On the heels of Veterans Day, there is still much to be addressed and resolved for our veterans, not only across the country but right here in Ventura County. Getting a truly accurate picture of the needs of veterans locally remains a bit elusive, but a glance at what we do know reveals much. While the need for proper and efficient health care remains prevalent, which continues to make headlines even after it was revealed that the waiting lists for such services can be longer than a month for thousands, and that the number is now 50 percent higher than last year, perhaps a focused look at housing needs might be more easily addressed. After all, many veterans who are on the streets suffer much from exposure to the elements. Eliminating that exposure will surely help.

For the 2015 homeless count, of the 957 total unsheltered individuals, 87 were veterans, mainly Vietnam vets but outreach providers are also seeing increasily more Iraq and Afghanistan veterans. Of the 87, 50 people or 57 percent of those individuals were chronically homeless. Further, 78 were men; nine were women. Thirty-seven had a chronic illness such as diabetes, heart trouble, high blood pressure, seizures, hepatitis, respiratory problems, epilepsy, tuberculosis or arthritis; 35 had a physical disability; 24 had a problem with drugs or alcohol. Sixteen had been victims of domestic or intimate-partner violence. Twelve were older than 62. Twenty-three were released from a correctional institution such as a jail or prison after serving a court-ordered sentence during the past 12 months. The survey didn’t clearly indicate whether or not the demographics and ailments of those who fell into certain categories overlapped.

When it comes to Ventura County, there are simply not enough beds or permanent housing facilities for homeless veterans. Though 87 veterans registered on the homeless survey, social service providers all agree that there continues to be a high demand for housing, beyond just what seems to be a relatively small number, less than 10 percent of the total homeless population. What remains to be counted are those who are often called couch surfers, those without a permanent home. But there is some hope. In Ventura, the City Council is confronting the situation head-on.

The Ventura City Council last week voted 6-1, with Councilman Mike Tracy in opposition, to try and negotiate with the Department of Veterans Affairs to reacquire a 10-acre parcel in East Ventura to build veteran housing. The city had donated the land to the department some years ago, but department officials said it would not be able to build anything until 2020, a date that is too far in the future to do any good for the situation at hand. Also, there are currently Prop. 41 funds that would help finance the construction of veteran housing. The City Council approved spending $15,000 to find a qualified developer for the project. Doing this and, hopefully, finding the right developer could give the city leverage to get the land back and move forward with housing. We applaud the City Council for doing this and we look forward to progress on this. In the end, permanent housing not only addresses the humane side of homelessness and gives people back some dignity with privacy and meeting basic needs, but it has also been proven to reduce the need for public services, from policing issues to emergency care. It’s a win-win for the city of Ventura and homeless vets.

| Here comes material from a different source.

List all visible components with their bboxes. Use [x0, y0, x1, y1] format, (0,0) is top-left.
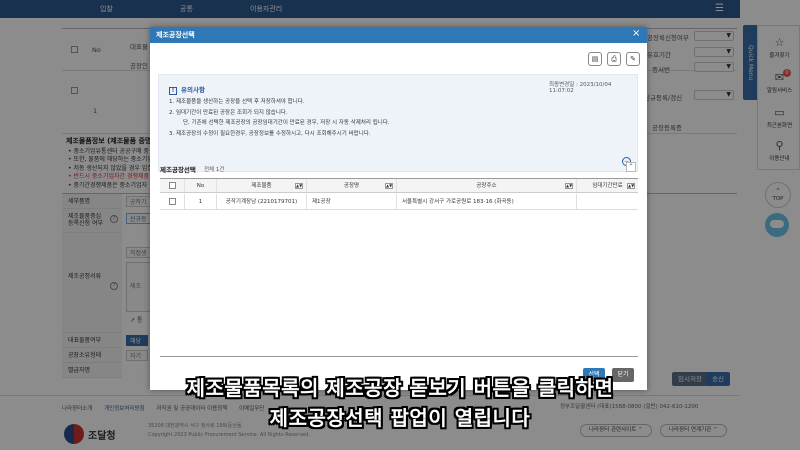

According to the homeless survey, the White House and the U.S. Department of Veterans Affairs (VA) issued a plan in 2010 to end Veteran homelessness by the end of 2015. Together with partners and supporters nationwide, the VA launched the Ending Veteran Homelessness initiative, an unprecedented effort to make sure veterans are able to obtain permanent housing and that veterans at risk of homelessness remain housed. As a result, homelessness among veterans nationwide has decreased by one-third in recent years. But there is clearly still much more work to do.

We understand that there is no sure cure for homelessness, even with available housing for those who are resistant, but the more opportunities to give dignity back to the down and out, particularly those who continue to suffer from their military service, permanent housing is a practical step in the right direction.